Sampai kelewat, bahwa pembahasan kita malam ini adalah soal apa
yang telah ku tulis sebelumnya. Perihal bahwa betapa pentingnya memiliki jiwa
yang kuat. Aku yakin tak akan ada yang mengelak ini. Semua pasti mengiyakan
bahwa memiliki jiwa kuat sama pentingnya dengan memiliki cinta yang kuat. Eak!
Jadi, begini. Apa yang kerap aku bicarakan sering kali adalah apa yang
akan, masih, atau terus ku usahakan. Melulu aku berkata soal jiwa yang kuat,
karena memang ada beberapa temuan yang (menurutku) tersebab karena 'kurang kuat' jiwa yang
dimilikinya. Seperti pada kasus hangat belakangan ini. Salah satu rekan
belajarku di kelas dikeluarkan dari pesantren – yang infonya – sebab dia ngepunk.

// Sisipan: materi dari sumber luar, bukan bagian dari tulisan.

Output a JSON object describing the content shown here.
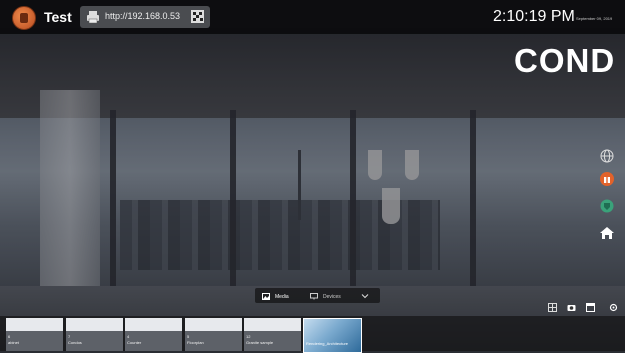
{
  "topbar": {
    "title": "Test",
    "url": "http://192.168.0.53",
    "time": "2:10:19 PM",
    "date": "September 09, 2019"
  },
  "brand": {
    "heading": "COND"
  },
  "media_controls": {
    "media_label": "Media",
    "devices_label": "Devices"
  },
  "thumbnails": [
    {
      "count": "6",
      "label": "abinet"
    },
    {
      "count": "7",
      "label": "Condos"
    },
    {
      "count": "4",
      "label": "Counter"
    },
    {
      "count": "5",
      "label": "Floorplan"
    },
    {
      "count": "12",
      "label": "Granite sample"
    },
    {
      "count": "",
      "label": "Rendering_Architecture"
    }
  ],
  "icons": {
    "app": "app-logo",
    "url_prefix": "printer-icon",
    "qr": "qr-code-icon",
    "side": [
      "globe-icon",
      "gift-icon",
      "tag-icon",
      "home-icon"
    ],
    "tools": [
      "grid-icon",
      "camera-icon",
      "window-icon",
      "settings-icon"
    ]
  },
  "colors": {
    "topbar": "#0a0a0c",
    "accent": "#ffffff"
  }
}
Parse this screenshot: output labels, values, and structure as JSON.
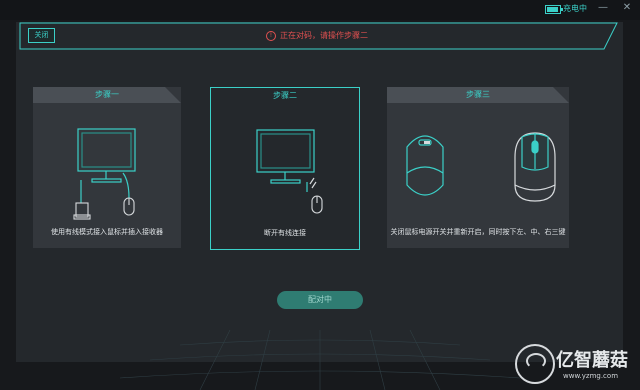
{
  "titlebar": {
    "charge_label": "充电中",
    "battery_level": 0.9,
    "minimize_glyph": "—",
    "close_glyph": "✕"
  },
  "header": {
    "close_label": "关闭",
    "status_text": "正在对码，请操作步骤二",
    "status_icon": "!"
  },
  "steps": [
    {
      "title": "步骤一",
      "description": "使用有线模式接入鼠标并插入接收器",
      "icon": "monitor-with-receiver-and-mouse"
    },
    {
      "title": "步骤二",
      "description": "断开有线连接",
      "icon": "monitor-with-disconnected-mouse"
    },
    {
      "title": "步骤三",
      "description": "关闭鼠标电源开关并重新开启，同时按下左、中、右三键",
      "icon": "mouse-bottom-and-top"
    }
  ],
  "pair_button": {
    "label": "配对中"
  },
  "watermark": {
    "text": "亿智蘑菇",
    "url": "www.yzmg.com"
  },
  "colors": {
    "accent": "#3bd0c8",
    "alert": "#e05050",
    "panel": "#24282c",
    "card": "#33373c"
  }
}
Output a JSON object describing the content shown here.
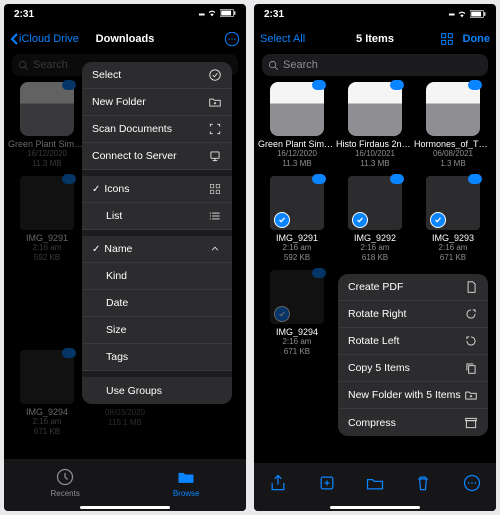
{
  "status": {
    "time": "2:31"
  },
  "accent": "#0a84ff",
  "left": {
    "back": "iCloud Drive",
    "title": "Downloads",
    "search_placeholder": "Search",
    "files": [
      {
        "name": "Green Plant Simpl…ry.zip",
        "date": "16/12/2020",
        "size": "11.3 MB",
        "kind": "zip",
        "cloud": true
      },
      {
        "name": "IMG_9291",
        "date": "2:16 am",
        "size": "592 KB",
        "kind": "img",
        "cloud": true
      },
      {
        "name": "IMG_9294",
        "date": "2:16 am",
        "size": "671 KB",
        "kind": "img",
        "cloud": true
      }
    ],
    "menu": [
      {
        "label": "Select",
        "icon": "select"
      },
      {
        "label": "New Folder",
        "icon": "new-folder"
      },
      {
        "label": "Scan Documents",
        "icon": "scan"
      },
      {
        "label": "Connect to Server",
        "icon": "server"
      }
    ],
    "view": [
      {
        "label": "Icons",
        "icon": "icons",
        "checked": true
      },
      {
        "label": "List",
        "icon": "list",
        "checked": false
      }
    ],
    "sort": [
      {
        "label": "Name",
        "icon": "chevron",
        "checked": true
      },
      {
        "label": "Kind"
      },
      {
        "label": "Date"
      },
      {
        "label": "Size"
      },
      {
        "label": "Tags"
      }
    ],
    "group_label": "Use Groups",
    "tabs": {
      "recents": "Recents",
      "browse": "Browse"
    },
    "under_menu": {
      "size": "115.1 MB",
      "date": "08/03/2020"
    }
  },
  "right": {
    "select_all": "Select All",
    "title": "5 Items",
    "done": "Done",
    "search_placeholder": "Search",
    "files": [
      {
        "name": "Green Plant Simpl…ry.zip",
        "date": "16/12/2020",
        "size": "11.3 MB",
        "kind": "zip",
        "cloud": true,
        "selected": false
      },
      {
        "name": "Histo Firdaus 2nd year",
        "date": "16/10/2021",
        "size": "11.3 MB",
        "kind": "zip",
        "cloud": true,
        "selected": false
      },
      {
        "name": "Hormones_of_The_…ortex",
        "date": "06/08/2021",
        "size": "1.3 MB",
        "kind": "zip",
        "cloud": true,
        "selected": false
      },
      {
        "name": "IMG_9291",
        "date": "2:16 am",
        "size": "592 KB",
        "kind": "img",
        "cloud": true,
        "selected": true
      },
      {
        "name": "IMG_9292",
        "date": "2:16 am",
        "size": "618 KB",
        "kind": "img",
        "cloud": true,
        "selected": true
      },
      {
        "name": "IMG_9293",
        "date": "2:16 am",
        "size": "671 KB",
        "kind": "img",
        "cloud": true,
        "selected": true
      },
      {
        "name": "IMG_9294",
        "date": "2:16 am",
        "size": "671 KB",
        "kind": "img",
        "cloud": true,
        "selected": true
      }
    ],
    "menu": [
      {
        "label": "Create PDF",
        "icon": "pdf"
      },
      {
        "label": "Rotate Right",
        "icon": "rotate-right"
      },
      {
        "label": "Rotate Left",
        "icon": "rotate-left"
      },
      {
        "label": "Copy 5 Items",
        "icon": "copy"
      },
      {
        "label": "New Folder with 5 Items",
        "icon": "folder"
      },
      {
        "label": "Compress",
        "icon": "archive"
      }
    ]
  }
}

Kesan pertama yang bisa ku sampaikan adalah bahwa, kenapa aku baru tahu? Se-lelet
inikah aku mengenai informasi rekan-rekan sekelasku sendiri?
Namun secara perinci, mungkin, nanti akan kusampaikan ketidak
setujuanku pada beberapa pihak yang pada akhirnya membuatku menerka pertanyaan
besar orang tuanya. Kira-kira begini: “Aku mondokne anakku ini kan biar bisa
faham agama. Biar tekun agamanya bisa diawasi lagsung oleh ustadz-ustaadznya. Tapi
bagaimana ceritanya? Kok anak saya bisa sampai menjadi begini? Apa tidak di
awasi? Apa dibiarkan saja?”
Dan pertanyaan itu nampaknya selalu menjejali fikiran saya. Lalu begini.
Menurut analisa asal-asalan (tapi jangan mentah-mentah kau tolak), satu dari
beberapa faktor yang mengakibatkan melencengnya tindakan seorang anak adalah
soal pem-buly-an. Aku yakin, tak ada yang suka diejek temannya. Apalagi sampai
pada taraf, ada-tiadanya sama saja. Sungguh, hal ini akan menjadi pemicu utama
seorang anak merasa asing dengan lingkungan ‘baik’ nya. Sehingga dia akan
mencari lingkungan lain yang sesuai dengan apa yang ia inginkan, juga yang menerimaya. Nah, pada fase
ini, kalau memang mujur, maka anak ini akan baik-baik saja. Kalau ajur, maka
yang terjadi adalah kelewat batas.
Kita tahu, khususnya di pesantren, tentu bullying seakan telah
menjadi hal yang lumrah saja. Tapi dalam beberapa konteks, tampaknya akan
sangat tidak adil jika hal itu tidak diimbangi dengan dukungan-dukungan moral. Akan
sangat timpang jika tidak ada yang berperan sebagai penguat jiwanya. Siapa? Siapa
lagi kalau buka seniornya? Kalau bukan ustadznya? Kalau bukan rekan
terdekatnya?
Ini menjadi semacam pembahasan menarik, sebab, kalau dibiarkan saja
pasti akan merambah dan membudaya. Oh ya, sebelum aku lanjutkan. Sebenarnya bukan
urusanku membahas perihal ini. Hanya saja, fikiranku tak bisa lelap. Maaf saja
jika ada salah sana-sini. Atau argumen yang memang sengaja tak kuberi dasar.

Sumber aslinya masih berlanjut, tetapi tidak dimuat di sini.